キミの瞳に恋してる ~運命の人は鬼上司!?~



次の日、時間通りに応援の店舗に到着。


「おはようございます。八幡店から応援に来ました、椎名です。よろしくお願いします」


挨拶をすると、そこの店長さんが笑顔で出てきてくれた。

俊より少し年上、杉田さんと同じくらいだろうか。

天然パーマの髪に、ちょっとオリエンタルな顔の人だ。


「おはよう。急にごめんね。そっか、キミが椎名さんかあ」


わざとではないのだろうけど、頭の先からつま先まで舐めるように見られた。


「可愛い子が異動して来たってのは地区長に聞いてたんだ。しかも、矢崎のお気に入りだって噂だから、興味があったんだよ。

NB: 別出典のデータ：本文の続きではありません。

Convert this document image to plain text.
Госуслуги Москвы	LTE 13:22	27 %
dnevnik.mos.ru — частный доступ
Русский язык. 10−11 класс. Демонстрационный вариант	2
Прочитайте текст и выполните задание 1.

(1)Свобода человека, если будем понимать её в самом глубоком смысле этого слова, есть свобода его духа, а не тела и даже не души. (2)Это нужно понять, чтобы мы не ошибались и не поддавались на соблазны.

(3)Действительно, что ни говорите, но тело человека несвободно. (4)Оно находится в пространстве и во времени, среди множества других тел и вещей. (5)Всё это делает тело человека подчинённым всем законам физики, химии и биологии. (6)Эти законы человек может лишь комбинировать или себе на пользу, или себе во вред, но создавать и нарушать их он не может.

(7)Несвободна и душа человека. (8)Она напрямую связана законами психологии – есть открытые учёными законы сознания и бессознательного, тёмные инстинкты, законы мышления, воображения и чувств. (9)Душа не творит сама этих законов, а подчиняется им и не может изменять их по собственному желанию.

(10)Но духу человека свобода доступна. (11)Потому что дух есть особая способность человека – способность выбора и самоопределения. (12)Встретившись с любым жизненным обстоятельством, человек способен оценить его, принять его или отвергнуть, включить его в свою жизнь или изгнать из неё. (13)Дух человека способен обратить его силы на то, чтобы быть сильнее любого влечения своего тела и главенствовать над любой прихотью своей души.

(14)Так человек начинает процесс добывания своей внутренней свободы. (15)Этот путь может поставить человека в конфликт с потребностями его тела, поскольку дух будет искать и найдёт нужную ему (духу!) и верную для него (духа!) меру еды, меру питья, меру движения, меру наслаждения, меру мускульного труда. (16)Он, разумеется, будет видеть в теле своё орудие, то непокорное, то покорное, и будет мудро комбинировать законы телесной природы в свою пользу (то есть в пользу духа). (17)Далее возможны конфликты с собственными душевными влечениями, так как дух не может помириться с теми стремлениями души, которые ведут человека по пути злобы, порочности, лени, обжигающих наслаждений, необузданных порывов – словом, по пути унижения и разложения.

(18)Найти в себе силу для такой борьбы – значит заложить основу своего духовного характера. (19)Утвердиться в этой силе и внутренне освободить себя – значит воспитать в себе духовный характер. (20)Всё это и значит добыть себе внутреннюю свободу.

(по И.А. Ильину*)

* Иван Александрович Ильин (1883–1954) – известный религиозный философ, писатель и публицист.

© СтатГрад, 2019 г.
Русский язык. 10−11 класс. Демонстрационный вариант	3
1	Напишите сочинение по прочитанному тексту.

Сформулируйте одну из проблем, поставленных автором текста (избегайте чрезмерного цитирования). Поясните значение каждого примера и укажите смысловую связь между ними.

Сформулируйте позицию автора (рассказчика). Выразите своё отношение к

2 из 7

うん、確かに可愛いなあ」


お気に入り?いったい、だれがそんな噂を立てたの?

たまに人手が足りない時、杉田さんや長井くんもこのお店に応援に来ることがある。

きっとその辺がしゃべったんだろう。


「お気に入りじゃなくて、ただ集中的にしごかれているだけですよ」

「そっかそっか。とにかく、今日は溜まってる売上入力と、DMのシール貼りをお願いしていいかな。忙しくなったら接客に出てね」

「はい、わかりました」


フロアからバックヤードへ入って荷物を置き、狭いパソコンスペースを振り返ると、そこに中年の女の人がいた。

平尾さんより少し年上……40歳くらいかな?肩までのソバージュ(懐かしい)で、ちょっと爬虫類っぽい顔をしている。